First what you planning to you to plow snow on this


----------



## Longae29 (Feb 15, 2008)

Antlerart06;1831687 said:


> First what you planning to you to plow snow on this


That's a great question....first things first...


----------



## Antlerart06 (Feb 28, 2011)

Antlerart06;1831687 said:


> First what you planning to you to plow snow on this


Dang That doesnt makes since

What type of plow rig are you going be using on this ????


----------



## CowboysLC_DE (Aug 17, 2013)

Looks hard to move the snow around, which means $$$. Secondly, I was just told by a buddy yesterday to never take on a post office because they WILL NOT sign contracts with a non-union company. That must be why it's always $h!tty companies around me that mow the properties.

Michael


----------



## Antlerart06 (Feb 28, 2011)

CowboysLC_DE;1831708 said:


> Looks hard to move the snow around, which means $$$. Secondly, I was just told by a buddy yesterday to never take on a post office because they WILL NOT sign contracts with a non-union company. That must be why it's always $h!tty companies around me that mow the properties.
> 
> Michael


They do a back ground check on you and your employees Well one here did
That lot looks so easy to plow if you have the right rig on site 
I don't think the OP will be using a Skid to clean the lot


----------



## dhlandscaper (Dec 15, 2013)

*Equipment used*

I will be using a 8' plow on a 2014 3/4 ton ram with a tailgate salter. Not sure on the non-union contract thing, will have to look into that.


----------



## Jason1919 (Aug 26, 2013)

Do yourself a favor and don't do it. You will need a machine (Skid Steer or loader) and a tailgate sander is not gona do that lot.


----------



## Antlerart06 (Feb 28, 2011)

dhlandscaper;1831940 said:


> I will be using a 8' plow on a 2014 3/4 ton ram with a tailgate salter. Not sure on the non-union contract thing, will have to look into that.
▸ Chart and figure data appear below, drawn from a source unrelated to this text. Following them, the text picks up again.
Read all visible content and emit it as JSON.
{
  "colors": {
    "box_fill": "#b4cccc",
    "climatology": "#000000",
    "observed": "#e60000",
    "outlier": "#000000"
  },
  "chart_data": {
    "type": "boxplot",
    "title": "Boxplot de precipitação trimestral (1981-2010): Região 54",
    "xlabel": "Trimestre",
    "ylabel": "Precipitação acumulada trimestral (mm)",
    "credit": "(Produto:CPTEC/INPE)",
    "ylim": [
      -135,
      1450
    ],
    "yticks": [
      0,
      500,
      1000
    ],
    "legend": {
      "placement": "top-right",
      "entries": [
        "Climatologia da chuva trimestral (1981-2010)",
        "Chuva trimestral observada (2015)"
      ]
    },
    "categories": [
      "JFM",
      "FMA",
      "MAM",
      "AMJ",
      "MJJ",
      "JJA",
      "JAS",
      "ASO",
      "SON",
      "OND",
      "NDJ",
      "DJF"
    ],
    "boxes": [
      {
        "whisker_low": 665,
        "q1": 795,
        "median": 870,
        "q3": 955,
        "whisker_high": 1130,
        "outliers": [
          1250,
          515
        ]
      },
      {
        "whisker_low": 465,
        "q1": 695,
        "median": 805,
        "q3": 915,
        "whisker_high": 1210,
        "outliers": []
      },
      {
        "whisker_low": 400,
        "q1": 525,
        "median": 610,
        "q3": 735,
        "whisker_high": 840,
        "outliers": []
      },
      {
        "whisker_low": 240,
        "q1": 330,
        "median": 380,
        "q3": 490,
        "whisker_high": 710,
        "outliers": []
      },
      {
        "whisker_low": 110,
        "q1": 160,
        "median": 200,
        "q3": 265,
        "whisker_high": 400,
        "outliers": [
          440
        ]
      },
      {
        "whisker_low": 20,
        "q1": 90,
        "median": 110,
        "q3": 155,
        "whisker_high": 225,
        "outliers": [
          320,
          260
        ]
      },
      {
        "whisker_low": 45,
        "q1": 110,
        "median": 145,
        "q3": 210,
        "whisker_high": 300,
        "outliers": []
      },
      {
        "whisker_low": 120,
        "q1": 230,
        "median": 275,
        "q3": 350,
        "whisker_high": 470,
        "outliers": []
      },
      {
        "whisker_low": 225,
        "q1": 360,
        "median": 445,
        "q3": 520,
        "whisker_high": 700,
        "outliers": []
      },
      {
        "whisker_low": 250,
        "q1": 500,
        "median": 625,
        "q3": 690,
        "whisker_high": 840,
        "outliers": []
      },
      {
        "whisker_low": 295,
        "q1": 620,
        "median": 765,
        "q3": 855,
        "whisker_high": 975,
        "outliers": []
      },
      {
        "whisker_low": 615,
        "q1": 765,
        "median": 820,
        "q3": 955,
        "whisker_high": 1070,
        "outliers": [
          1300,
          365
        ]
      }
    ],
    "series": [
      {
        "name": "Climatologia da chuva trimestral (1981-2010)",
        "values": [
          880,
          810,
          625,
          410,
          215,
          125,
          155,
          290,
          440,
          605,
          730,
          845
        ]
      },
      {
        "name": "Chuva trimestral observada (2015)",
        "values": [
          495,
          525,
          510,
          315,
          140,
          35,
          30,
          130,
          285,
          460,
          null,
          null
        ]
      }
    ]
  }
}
You better look at getting a rear plow and a V plow for the front looks like you going have carry snow good ways to pile it around the loading docks

That lot would suck with a 8ft plow


----------



## JustJeff (Sep 9, 2009)

With your equipment I wouldn't even bid on it. That's like trying to eat a steak with a spoon.


----------



## condo plow (Nov 6, 2012)

dhlandscaper;1831940 said:


> I will be using a 8' plow on a 2014 3/4 ton ram with a tailgate salter. Not sure on the non-union contract thing, will have to look into that.


i did 6 post office sites 3 years ago still have not gotten fully paid
to get paid there is alot of red tape ( i had a seasonal contract)

i would never take that contract again nor sub for anyone doing the post office


----------